Vladimir Fernandes Maciel (*)

O Brasil é um país curioso por produzir suas próprias dificuldades e forjar seus próprios grilhões.

Com vasto território agriculturável, subsolo rico, clima ameno, topografia pouco acidentada e condições propícias à atividade humana, afora as riquezas biológicas e um dos principais biomas do mundo (Amazônia), o país teria todas as condições objetivas para se encontrar em elevado nível de desenvolvimento socioeconômico. Entretanto, nossa nação prima por construir um ambiente institucional que cria dificuldades ao empreendedorismo, à inovação e à inclusão produtiva de sua população.

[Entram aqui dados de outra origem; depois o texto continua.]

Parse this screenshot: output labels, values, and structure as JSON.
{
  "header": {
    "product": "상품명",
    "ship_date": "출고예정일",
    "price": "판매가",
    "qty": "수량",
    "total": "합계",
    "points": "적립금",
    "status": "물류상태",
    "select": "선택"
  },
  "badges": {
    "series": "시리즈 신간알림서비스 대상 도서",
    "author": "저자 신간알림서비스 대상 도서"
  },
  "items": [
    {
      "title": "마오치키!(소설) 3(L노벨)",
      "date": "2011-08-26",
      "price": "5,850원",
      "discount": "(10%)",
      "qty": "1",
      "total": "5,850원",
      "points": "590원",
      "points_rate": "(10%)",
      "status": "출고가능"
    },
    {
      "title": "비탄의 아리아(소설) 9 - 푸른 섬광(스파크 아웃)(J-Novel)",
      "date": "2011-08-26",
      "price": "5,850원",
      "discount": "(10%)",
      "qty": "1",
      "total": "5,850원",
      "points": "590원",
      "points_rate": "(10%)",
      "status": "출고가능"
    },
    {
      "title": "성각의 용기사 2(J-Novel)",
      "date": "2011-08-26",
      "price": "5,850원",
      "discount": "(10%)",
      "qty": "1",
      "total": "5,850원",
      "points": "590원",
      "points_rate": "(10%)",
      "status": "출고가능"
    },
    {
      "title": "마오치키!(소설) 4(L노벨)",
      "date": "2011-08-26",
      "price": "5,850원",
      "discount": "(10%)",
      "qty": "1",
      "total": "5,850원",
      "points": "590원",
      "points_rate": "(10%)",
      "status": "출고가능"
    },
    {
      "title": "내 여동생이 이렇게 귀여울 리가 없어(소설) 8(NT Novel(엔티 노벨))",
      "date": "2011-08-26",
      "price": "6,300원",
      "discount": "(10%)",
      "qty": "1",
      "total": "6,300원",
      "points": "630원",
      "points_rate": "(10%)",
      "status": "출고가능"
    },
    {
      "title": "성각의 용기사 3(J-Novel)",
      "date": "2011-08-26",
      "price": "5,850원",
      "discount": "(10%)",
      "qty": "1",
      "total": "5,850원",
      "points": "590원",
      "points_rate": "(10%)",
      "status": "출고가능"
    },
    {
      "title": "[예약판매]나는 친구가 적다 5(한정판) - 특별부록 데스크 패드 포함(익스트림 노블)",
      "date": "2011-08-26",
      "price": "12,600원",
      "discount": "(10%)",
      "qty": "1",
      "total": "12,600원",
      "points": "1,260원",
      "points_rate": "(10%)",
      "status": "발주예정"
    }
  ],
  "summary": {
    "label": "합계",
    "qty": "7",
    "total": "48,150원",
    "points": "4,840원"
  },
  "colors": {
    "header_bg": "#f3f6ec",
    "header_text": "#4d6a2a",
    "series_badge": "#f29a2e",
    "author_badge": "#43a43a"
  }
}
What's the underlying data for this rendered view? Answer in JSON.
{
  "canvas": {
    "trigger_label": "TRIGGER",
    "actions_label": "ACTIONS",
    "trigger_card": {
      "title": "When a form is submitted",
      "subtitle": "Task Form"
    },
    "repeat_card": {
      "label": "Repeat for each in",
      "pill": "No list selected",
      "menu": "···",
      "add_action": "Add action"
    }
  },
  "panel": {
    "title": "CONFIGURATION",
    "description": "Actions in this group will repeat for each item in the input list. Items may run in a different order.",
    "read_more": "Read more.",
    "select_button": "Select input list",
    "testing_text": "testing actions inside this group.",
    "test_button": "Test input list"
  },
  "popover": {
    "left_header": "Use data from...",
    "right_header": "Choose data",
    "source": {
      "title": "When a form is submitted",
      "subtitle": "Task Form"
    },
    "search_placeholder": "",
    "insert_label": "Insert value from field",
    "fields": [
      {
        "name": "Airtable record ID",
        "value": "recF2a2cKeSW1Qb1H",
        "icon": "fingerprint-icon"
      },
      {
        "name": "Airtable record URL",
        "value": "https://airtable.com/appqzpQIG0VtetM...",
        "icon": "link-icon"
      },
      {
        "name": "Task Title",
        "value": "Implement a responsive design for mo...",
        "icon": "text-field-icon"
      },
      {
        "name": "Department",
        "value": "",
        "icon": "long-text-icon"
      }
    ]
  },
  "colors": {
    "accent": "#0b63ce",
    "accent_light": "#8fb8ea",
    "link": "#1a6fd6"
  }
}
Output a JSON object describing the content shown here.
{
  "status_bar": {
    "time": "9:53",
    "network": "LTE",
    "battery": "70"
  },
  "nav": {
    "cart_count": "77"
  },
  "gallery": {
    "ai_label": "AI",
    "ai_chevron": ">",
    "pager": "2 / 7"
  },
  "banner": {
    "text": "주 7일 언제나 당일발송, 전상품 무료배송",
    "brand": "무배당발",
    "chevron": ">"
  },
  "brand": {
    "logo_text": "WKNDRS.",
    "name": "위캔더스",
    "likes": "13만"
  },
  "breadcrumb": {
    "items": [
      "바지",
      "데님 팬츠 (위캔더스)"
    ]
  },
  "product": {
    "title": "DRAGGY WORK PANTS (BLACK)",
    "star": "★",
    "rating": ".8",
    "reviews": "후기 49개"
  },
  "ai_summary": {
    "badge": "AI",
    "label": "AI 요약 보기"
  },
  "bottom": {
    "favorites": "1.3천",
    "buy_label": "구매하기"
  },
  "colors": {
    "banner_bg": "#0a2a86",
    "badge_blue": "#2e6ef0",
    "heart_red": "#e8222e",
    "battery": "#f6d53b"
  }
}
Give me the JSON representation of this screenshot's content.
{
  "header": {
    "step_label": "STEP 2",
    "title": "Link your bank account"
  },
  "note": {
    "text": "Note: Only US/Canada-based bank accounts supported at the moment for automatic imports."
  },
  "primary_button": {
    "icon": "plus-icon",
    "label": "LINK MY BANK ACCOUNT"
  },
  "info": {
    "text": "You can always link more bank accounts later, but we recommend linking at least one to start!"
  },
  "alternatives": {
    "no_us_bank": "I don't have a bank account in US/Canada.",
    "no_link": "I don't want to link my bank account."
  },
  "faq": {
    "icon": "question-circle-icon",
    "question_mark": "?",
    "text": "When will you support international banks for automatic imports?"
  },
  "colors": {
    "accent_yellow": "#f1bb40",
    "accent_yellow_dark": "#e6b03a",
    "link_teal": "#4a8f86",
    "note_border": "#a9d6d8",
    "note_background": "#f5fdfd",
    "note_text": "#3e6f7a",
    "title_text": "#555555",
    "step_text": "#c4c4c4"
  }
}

Particularmente, devemos melhorar o ambiente competitivo, especialmente em torno da inovação, que tem impactos positivos em toda a sociedade. Não só as empresas podem produzir mais e introduzir novos produtos, serviços e processos produtivos, mas também reduzir o espaço para ocorrência de corrupção. Por exemplo, o Índice Internacional de Direitos de Propriedade mostra que há relação estreita (correlação de 0,849) entre a presença de instituições que respeitem o direito de propriedade e o combate à corrupção.

Apesar de todas as dificuldades, há muito esforço sendo feito em diferentes segmentos produtivos. Inovação e ganhos de produtividades são as marcas da expansão do agronegócio, por exemplo, que garantiram a posição de destaque do Brasil no fornecimento mundial de alimentos. A pesquisa científica e o desenvolvimento da biotecnologia, com proeminência da Embrapa, são responsáveis por garantir crescimento da produção muito superior ao da área utilizada pelas atividades do agro.

Estes e outros esforços presentes em outros setores econômicos estão, todavia, ameaçados. Apesar do Brasil ter sido um dos países pioneiros na legislação de patentes (a primeira lei foi promulgada em 1830 e teve vigência até 1882), a atual Lei Federal 9279/96 pode sofrer um revés no que se refere ao prazo de duração da patente – expresso no Artigo 40. Em 2018, uma ação direta de inconstitucionalidade (ADIN) foi impetrada no STF questionando o referido artigo. O proponente foi a Associação Brasileira de Indústria Química Fina, Biotecnologia e suas Especialidades (ABIFINA).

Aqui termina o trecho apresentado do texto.